For Baudrillard, meaning is most important when it illustrates new possible worlds where life is more abundant and the experience of creating happiness comes more naturally.  A true utopia, recalling its etymological root that shows that the word utopia literally means nowhere would be virtually unspeakable using the normal terms and rules of daily communication.  “To conceive of a utopian society based on communication is an impossibility, because communication results, precisely, from a society’s inability to transcend itself as a function of new aims.” (14) This may explain how AU allows us to think new thoughts based on our course material and interaction with tutors while, alas, we may at times find ourselves more distanced from understanding our peers and their worldviews.  To translate our newfound scholastic reality into communicable terms requires engaging with new meanings rather than old methods.

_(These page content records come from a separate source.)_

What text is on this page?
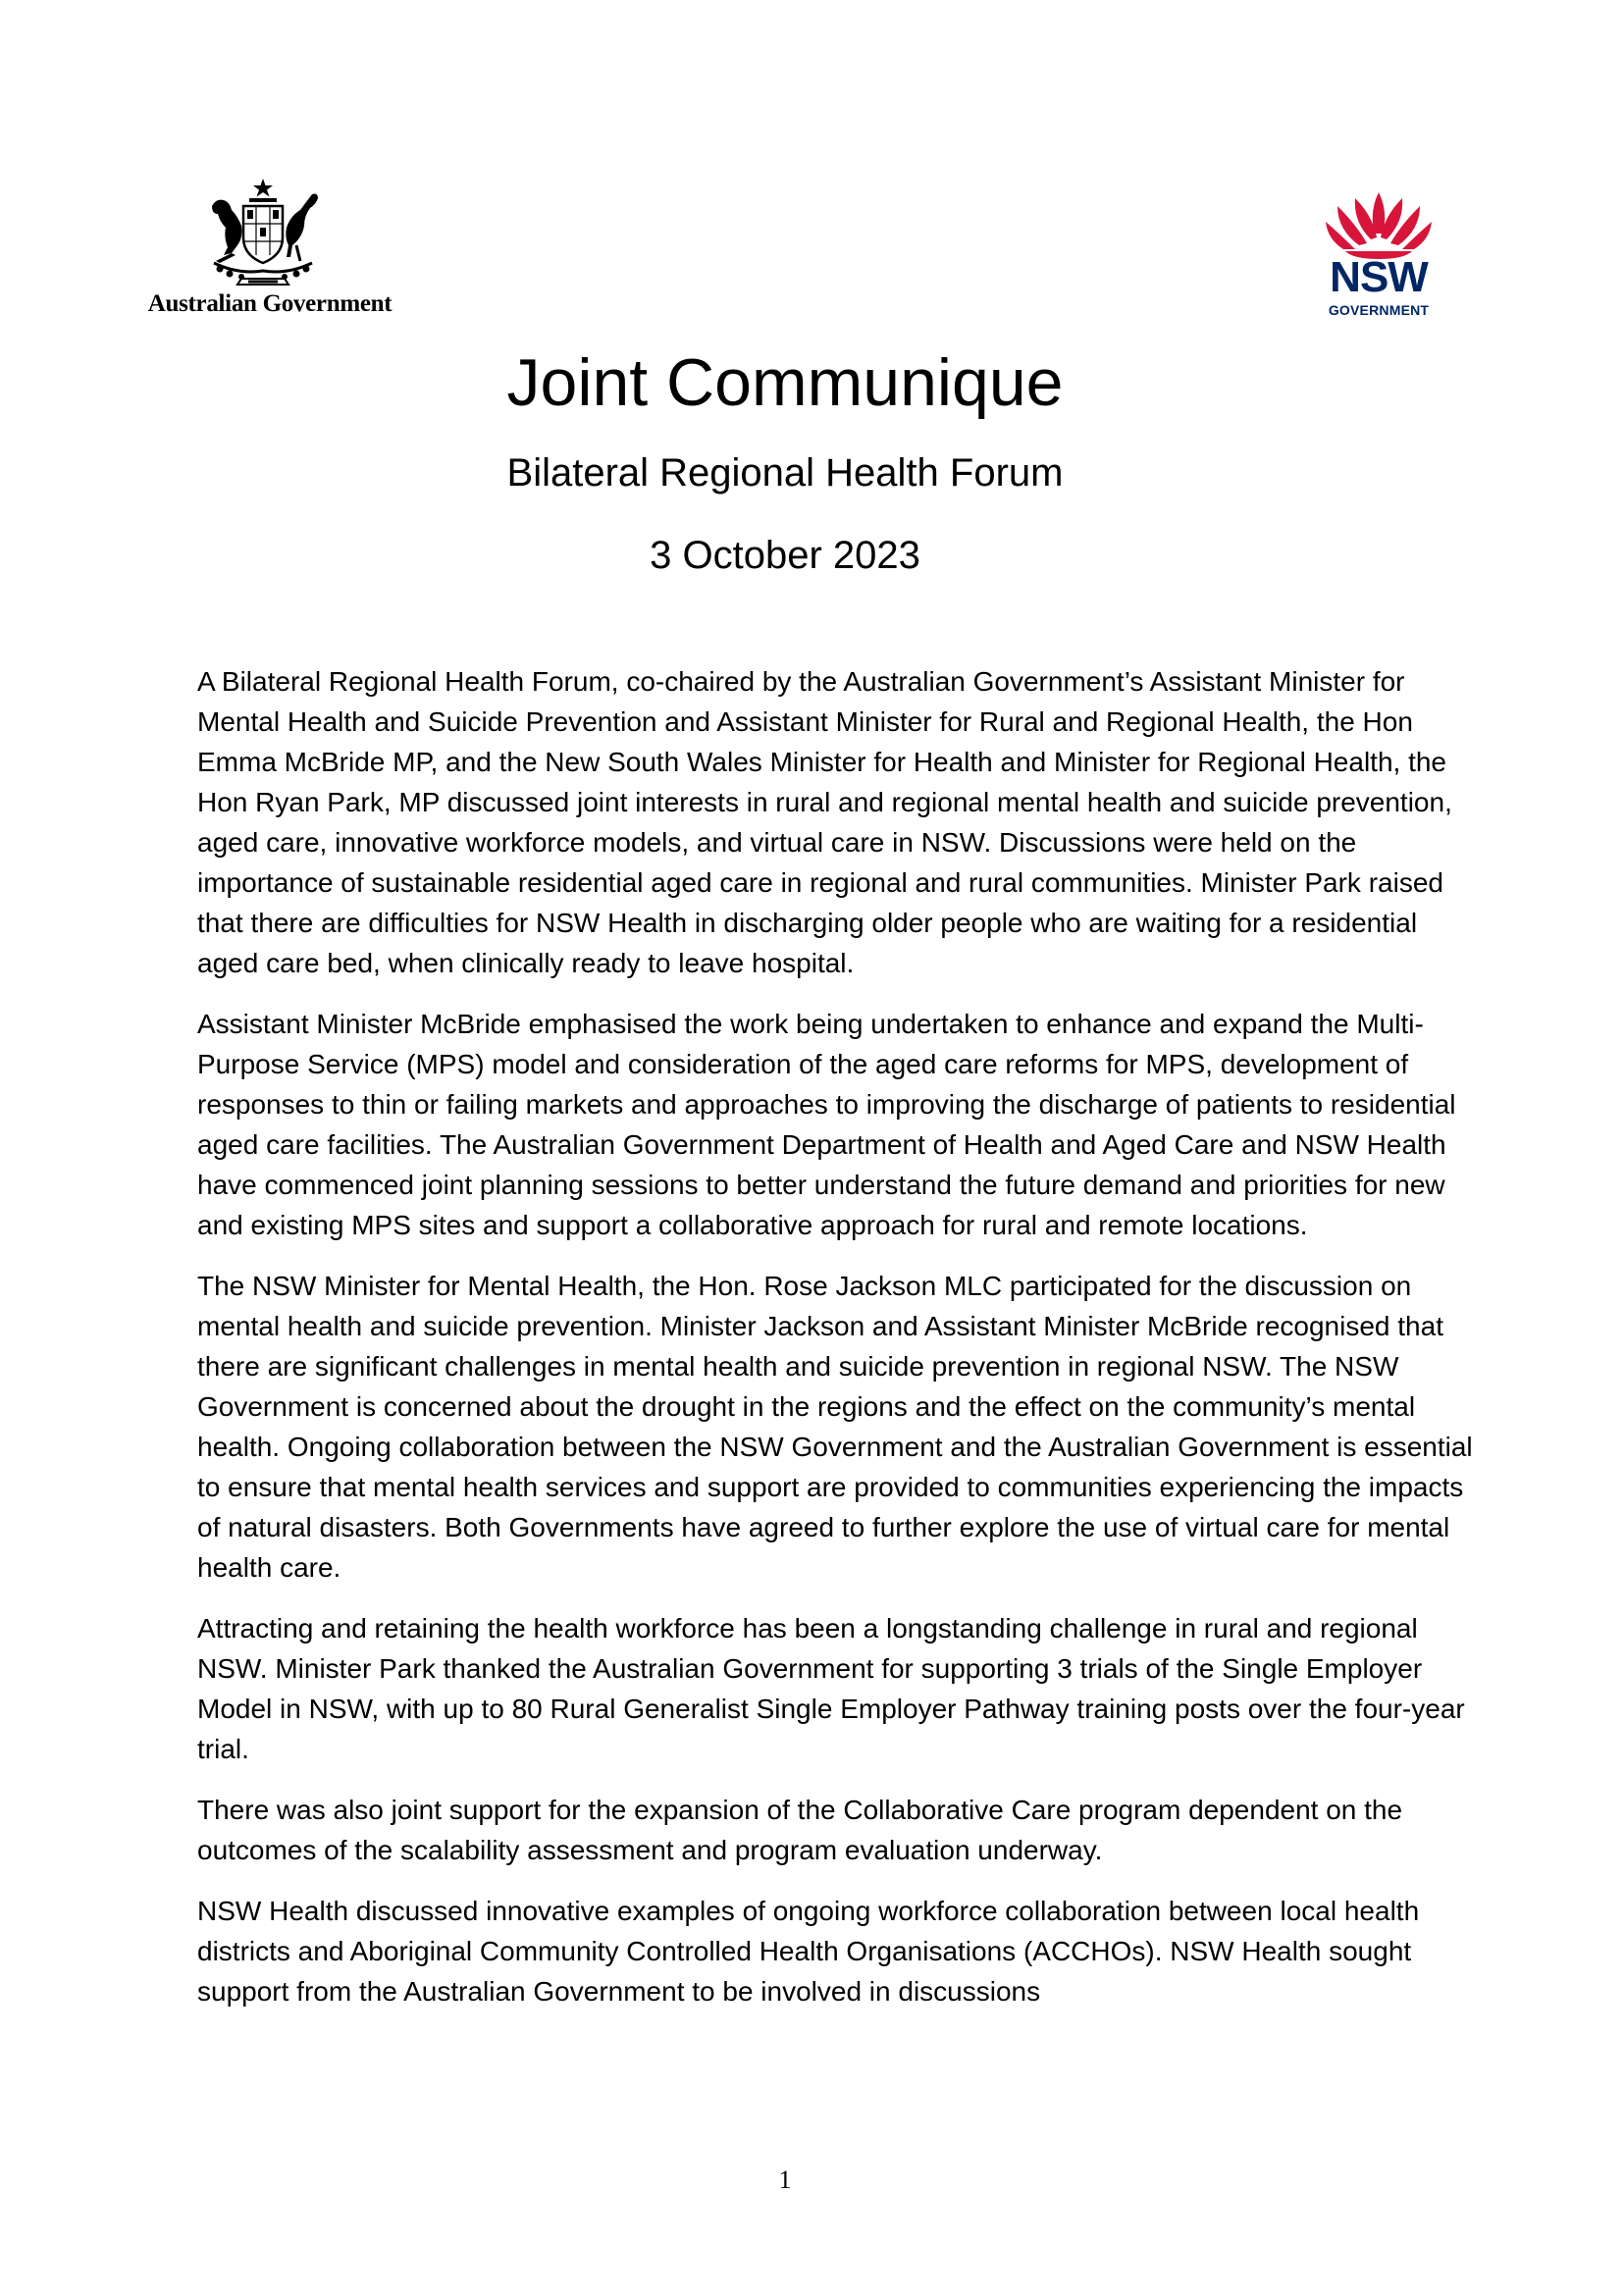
Australian Government
NSW
GOVERNMENT
Joint Communique
Bilateral Regional Health Forum
3 October 2023

A Bilateral Regional Health Forum, co-chaired by the Australian Government’s Assistant Minister for Mental Health and Suicide Prevention and Assistant Minister for Rural and Regional Health, the Hon Emma McBride MP, and the New South Wales Minister for Health and Minister for Regional Health, the Hon Ryan Park, MP discussed joint interests in rural and regional mental health and suicide prevention, aged care, innovative workforce models, and virtual care in NSW. Discussions were held on the importance of sustainable residential aged care in regional and rural communities. Minister Park raised that there are difficulties for NSW Health in discharging older people who are waiting for a residential aged care bed, when clinically ready to leave hospital.

Assistant Minister McBride emphasised the work being undertaken to enhance and expand the Multi-Purpose Service (MPS) model and consideration of the aged care reforms for MPS, development of responses to thin or failing markets and approaches to improving the discharge of patients to residential aged care facilities. The Australian Government Department of Health and Aged Care and NSW Health have commenced joint planning sessions to better understand the future demand and priorities for new and existing MPS sites and support a collaborative approach for rural and remote locations.

The NSW Minister for Mental Health, the Hon. Rose Jackson MLC participated for the discussion on mental health and suicide prevention. Minister Jackson and Assistant Minister McBride recognised that there are significant challenges in mental health and suicide prevention in regional NSW. The NSW Government is concerned about the drought in the regions and the effect on the community’s mental health. Ongoing collaboration between the NSW Government and the Australian Government is essential to ensure that mental health services and support are provided to communities experiencing the impacts of natural disasters. Both Governments have agreed to further explore the use of virtual care for mental health care.

Attracting and retaining the health workforce has been a longstanding challenge in rural and regional NSW. Minister Park thanked the Australian Government for supporting 3 trials of the Single Employer Model in NSW, with up to 80 Rural Generalist Single Employer Pathway training posts over the four-year trial.

There was also joint support for the expansion of the Collaborative Care program dependent on the outcomes of the scalability assessment and program evaluation underway.

NSW Health discussed innovative examples of ongoing workforce collaboration between local health districts and Aboriginal Community Controlled Health Organisations (ACCHOs). NSW Health sought support from the Australian Government to be involved in discussions

1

To this end, and following in 1918 on the heels of the catastrophic Great War that badly damaged the economies, self-image, and ascendancy of the richest nations on Earth, a group called the Dadaists sought to shake up meaning and language in a way that would allow new ideas and feelings to be expressed.  The manifesto was a cacophony of words that challenged typical meaning based language:  “To put out a manifesto you must want: ABC, to fulminate against 1, 2, 3 to fly into a rage and sharpen your wings to conquer and disseminate little abcs and big abcs, to sign, shout, swear, to organize prose into a form of absolute and irrefutable evidence, …  Everybody does it in the form of crystalbluffmadonna, monetary system, pharmaceutical product, or a bare leg advertising the ardent sterile spring.  The love of novelty is the cross of sympathy, demonstrates a naive je m’enfoutisme, it is a transitory, positive sign without a cause.”

This love of novelty, of meaningful difference from normality, may be a common denominator to many AU students.  Education is about finding new meanings and modes of expression that touch us deeply and better our beings and our life paths.  So next time you ponder the meaning of life maybe consider that your studies are leading you there, wherever that may be.  Language, far from a mere barrier to meaning as some who decry the value of university schooling say, may be the crucible by which exciting new realities emerge.

References

Baudrillard, J.  (1990).  The Transparency of Evil: Essays on Extreme Phenomena.  London: Verso, New Left Books.